When Harvey Weinstein was finally exposed for his decades-long  harassment and assault of women, and the #MeToo movement gained traction, it made me think. I thought about all of the times that I had experienced sexual harassment and how I would always shove the experiences to the back of my mind convincing myself that it wasn’t a big deal because no one physically hurt me. But as stories came flooding out and people were realizing just how rampant sexual harassment is in our society, I couldn’t ignore my experiences or that of others. Honestly, when I think about it, I don’t know one woman who hasn’t been sexually harassed, whether at work, or at school, or on the street. Not one.
I wish I could say it doesn’t happen often, but that’s not true. It doesn’t just happen in dark alley ways or when you’re on a night out at the club, it happens everywhere.
Just the other morning as I was waiting for the bus with my big headphones in and wrapped in heavy winter clothes, a man walked up to me. I stepped away from him but he continued to follow me, got in my face and started talking to me inches away from me. I kept trying to look away and ignore him, but he continued to try and get my attention while describing explicit sexual things he was going to do to me. I wasn’t doing anything wrong. I wasn’t inviting attention. I was just standing in a public place. This wasn’t the first time something like this has happened, and unfortunately, it won’t be the last. I never know how to react. Mostly, I shut down and freeze up and do my best to ignore what’s happening to me. Because what can you do about it besides feel scared, angry, and disgusted? How do I protect myself in those situations? I shouldn’t have to protect myself from anything. People should just know it’s never okay to harass someone.
But as people are speaking up and we see stories turn into action and see powerful people like Matt Lauer, Charlie Rose, and Kevin Spacey facing consequences for their behavior, that’s a big deal. Sexual harassment and assault is nothing new by any means, but the fact that there seems to be a cultural shift in the way that we are listening to those who have experienced sexual harassment and assault and are doing something about it, that feels big to me.
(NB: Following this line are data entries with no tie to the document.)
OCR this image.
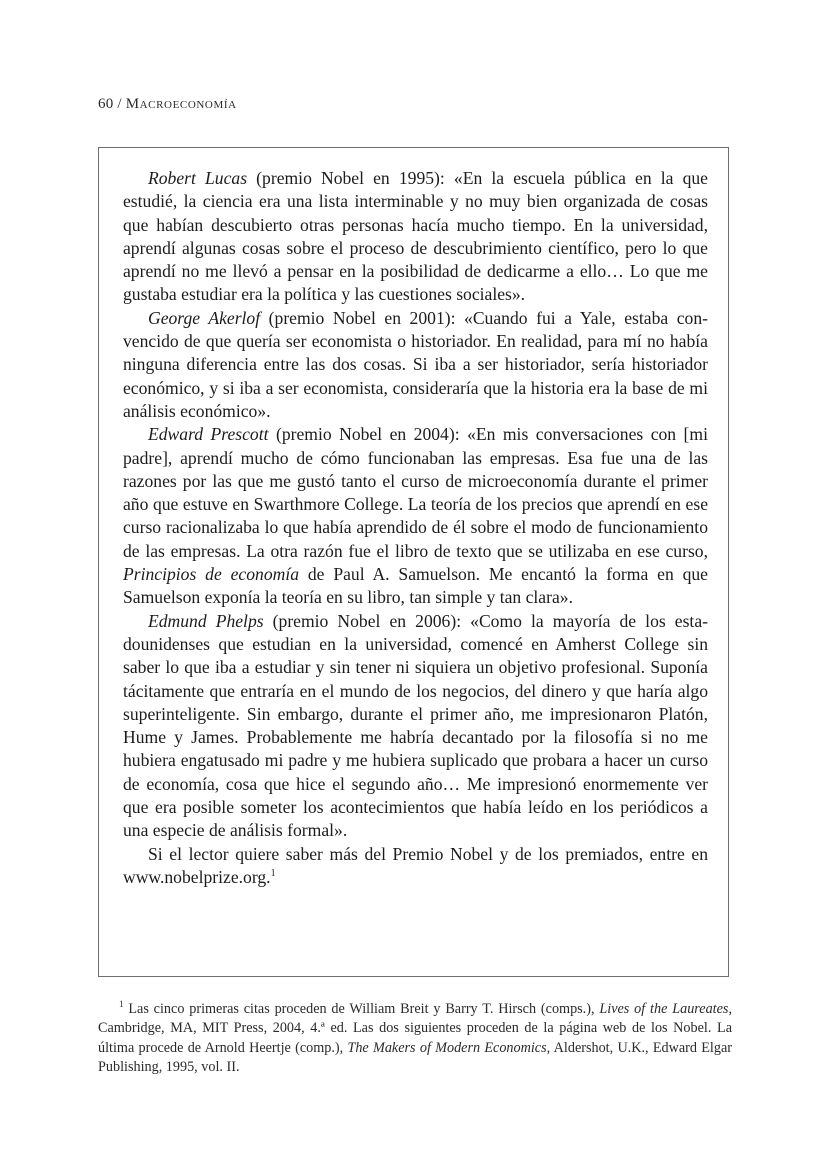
60 / Macroeconomía

Robert Lucas (premio Nobel en 1995): «En la escuela pública en la que estudié, la ciencia era una lista interminable y no muy bien organizada de cosas que habían descubierto otras personas hacía mucho tiempo. En la universidad, aprendí algunas cosas sobre el proceso de descubrimiento científico, pero lo que aprendí no me llevó a pensar en la posibilidad de dedicarme a ello… Lo que me gustaba estudiar era la política y las cuestiones sociales».

George Akerlof (premio Nobel en 2001): «Cuando fui a Yale, estaba convencido de que quería ser economista o historiador. En realidad, para mí no había ninguna diferencia entre las dos cosas. Si iba a ser historiador, sería historiador económico, y si iba a ser economista, consideraría que la historia era la base de mi análisis económico».

Edward Prescott (premio Nobel en 2004): «En mis conversaciones con [mi padre], aprendí mucho de cómo funcionaban las empresas. Esa fue una de las razones por las que me gustó tanto el curso de microeconomía durante el primer año que estuve en Swarthmore College. La teoría de los precios que aprendí en ese curso racionalizaba lo que había aprendido de él sobre el modo de funcionamiento de las empresas. La otra razón fue el libro de texto que se utilizaba en ese curso, Principios de economía de Paul A. Samuelson. Me encantó la forma en que Samuelson exponía la teoría en su libro, tan simple y tan clara».

Edmund Phelps (premio Nobel en 2006): «Como la mayoría de los estadounidenses que estudian en la universidad, comencé en Amherst College sin saber lo que iba a estudiar y sin tener ni siquiera un objetivo profesional. Suponía tácitamente que entraría en el mundo de los negocios, del dinero y que haría algo superinteligente. Sin embargo, durante el primer año, me impresionaron Platón, Hume y James. Probablemente me habría decantado por la filosofía si no me hubiera engatusado mi padre y me hubiera suplicado que probara a hacer un curso de economía, cosa que hice el segundo año… Me impresionó enormemente ver que era posible someter los acontecimientos que había leído en los periódicos a una especie de análisis formal».

Si el lector quiere saber más del Premio Nobel y de los premiados, entre en www.nobelprize.org.$^1$

$^1$ Las cinco primeras citas proceden de William Breit y Barry T. Hirsch (comps.), Lives of the Laureates, Cambridge, MA, MIT Press, 2004, 4.ª ed. Las dos siguientes proceden de la página web de los Nobel. La última procede de Arnold Heertje (comp.), The Makers of Modern Economics, Aldershot, U.K., Edward Elgar Publishing, 1995, vol. II.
A lot has changed since the 90’s when Anita Hill spoke out publicly against the sexual harassment she experienced but that’s not to say that there still aren’t barriers, because there are. As we at the Center know all too well from our new Legal Network for Gender Equity and our longstanding work with clients, women and girls still face school pushout, retaliation, and many other forms of discrimination after experiencing and/or reporting sexual assault and other gender-based violence. And the law doesn’t always provide the robust protections we would expect. But as people who have experienced sexual harassment and assault come forward and continue to come forward, it’s clear that things are changing and people will not allow predatory behavior to continue. I’m fighting for real fundamental change so women no longer be the only ones doing the work to protect themselves from predatory behavior. Hopefully this is the start of setting cultural and social norms about the proper way to treat other people. Period.